Baylor (23-5, 10-5) takes on Iowa State (18-9, 10-5) at 3:00 on Saturday. The game is in Ames and airs on ESPN.
The Bears won the first matchup 65-63. Baylor had a terrible shooting night, and Iowa State made 10-of-22 3-point shots. But Baylor made enough plays down the stretch to nab another win against Iowa State.
The Cyclones are on a roll. They have won five of their last six, including a win in Lawrence. Before that run, Iowa State looked like a bubble team. They lost to Vanderbilt, and despite a good KenPom ranking, the rest of their resume was fairly weak. But an experienced team has made a big stride. This will be a huge test for Baylor.
Baylor has a massive size advantage against Iowa State. The Cyclones do not play anyone taller than 6’8. With that size disadvantage, Baylor needs to be more effective finishing pick-and-rolls with the big man. Jo Lual-Acuil finished with 15 points and did a nice job slipping screens:
Terry Maston has been a monster against Iowa State. His mid-range jumper, as I’ve explored in the past, is a shot Iowa State’s defense is not designed to limit. Maston can slip screens and make shots at 18 feet. The Cyclones love to hard hedge and trap, which should leave him open. But Baylor didn’t do a good job finding roll men in that game.

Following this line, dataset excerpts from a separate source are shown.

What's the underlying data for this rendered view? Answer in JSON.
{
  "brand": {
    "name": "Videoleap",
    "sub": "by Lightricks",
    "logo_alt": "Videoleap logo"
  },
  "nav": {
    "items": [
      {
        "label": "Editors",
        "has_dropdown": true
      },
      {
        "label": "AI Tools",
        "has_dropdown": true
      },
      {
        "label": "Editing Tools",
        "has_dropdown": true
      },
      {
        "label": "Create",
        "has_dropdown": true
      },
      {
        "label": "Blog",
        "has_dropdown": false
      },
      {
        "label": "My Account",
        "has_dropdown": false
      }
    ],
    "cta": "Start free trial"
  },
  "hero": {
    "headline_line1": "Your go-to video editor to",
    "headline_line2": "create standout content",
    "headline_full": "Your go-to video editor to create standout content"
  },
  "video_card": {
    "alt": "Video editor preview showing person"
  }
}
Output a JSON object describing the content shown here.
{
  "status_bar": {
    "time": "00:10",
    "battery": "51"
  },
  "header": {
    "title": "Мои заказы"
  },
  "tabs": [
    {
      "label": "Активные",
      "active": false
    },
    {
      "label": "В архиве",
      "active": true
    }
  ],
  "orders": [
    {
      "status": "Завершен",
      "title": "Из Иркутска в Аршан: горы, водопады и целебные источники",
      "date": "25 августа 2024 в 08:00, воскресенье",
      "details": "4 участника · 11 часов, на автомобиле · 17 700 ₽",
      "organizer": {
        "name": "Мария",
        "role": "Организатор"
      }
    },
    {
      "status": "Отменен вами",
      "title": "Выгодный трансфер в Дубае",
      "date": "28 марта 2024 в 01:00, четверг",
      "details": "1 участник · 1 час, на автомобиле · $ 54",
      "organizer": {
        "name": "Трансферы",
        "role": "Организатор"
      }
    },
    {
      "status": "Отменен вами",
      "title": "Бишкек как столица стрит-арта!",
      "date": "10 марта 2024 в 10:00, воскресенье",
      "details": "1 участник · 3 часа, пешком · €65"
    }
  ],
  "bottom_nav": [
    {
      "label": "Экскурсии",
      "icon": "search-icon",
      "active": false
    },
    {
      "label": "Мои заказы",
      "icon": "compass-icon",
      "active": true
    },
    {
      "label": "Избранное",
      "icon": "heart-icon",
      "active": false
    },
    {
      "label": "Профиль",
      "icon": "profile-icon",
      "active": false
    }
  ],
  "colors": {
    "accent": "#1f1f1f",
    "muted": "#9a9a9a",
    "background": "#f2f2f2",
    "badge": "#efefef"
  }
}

The Bears did a nice job on the offensive glass. Iowa State ranks 243rd in defensive rebounding on KenPom. Baylor ranks 8th in offensive rebounding. It wasn’t surprising Baylor had 14 offensive rebounds. Even if Iowa State gets position, sometimes it’s irrelevant:
The Cyclones do a good job turning opponents over while not fouling. They rank 52nd in turnover percentage and 14th in defensive free throw rate on KenPom. Baylor’s biggest problem is turning it over. The Bears enter this contest at 280th in offensive turnover rate on KenPom. Iowa State will likely play high and pressure the ball. The Bears need to be able to score on opportunities like this:
Finally, expect Iowa State to immediately double low post entries. Baylor shot 3-of-17 from deep against the Cyclones. Baylor attempted 23 threes against Oklahoma on Tuesday. Iowa State would gladly take that number.
The Cyclones are led by senior point guard Monte Morris. He does not turn it over much, as he ranks 11th in turnover rate on KenPom. Morris can also find teammates and has stepped into a primary scoring role with the departure of Georges Niang.
Iowa State has some wonderful highs with their 3-point shooting. They beat Kansas in Lawrence with a school record 18 3-point makes. The Cyclones are 27th in 3-point offense on KenPom, but they are 119th in the percentage of shots from the perimeter. Baylor falls too in love with perimeter shots. The Cyclones seem to have trouble realizing who they love.
The Cyclones have several guys who can make shots. Matt Thomas is shooting 43% from the perimeter. Naz Mitrou-Long checks in at 39%. Then there’s Deonte Burton. He has been in and out of the All-Big 12 team on KenPom. He made 7-of-9 3-point shots against Kansas, including a huge shot in overtime:
Iowa State’s offense struggles in two areas. First, they are terrible at getting to the free throw line. They rank 345th in free throw rate on KenPom. Second, they don’t offensive rebound. With such a small lineup that hangs out on the perimeter, that’s not too surprising. With those two problems, Iowa State has a worse offense than they did in the Fred Hoiberg era. But they’re a lot better defensively.
Iowa State has played their best recently, while Baylor has seemingly played their worst. But a deeper look reveals Baylor has lost close road games and tough battles with Kansas. There are real reasons to worry about Baylor’s offense. There are real reasons to be convinced about Baylor’s defense.
Baylor has had Iowa State’s number lately. The Cyclones just don’t have the size of the Bears. Winning in Ames is difficult. Still, I think Baylor just has too much size and that overwhelms potential turnover problems. I’m guessing the matchup problem will outweigh the difficulty of playing in Ames. I’ll take Baylor 68-64.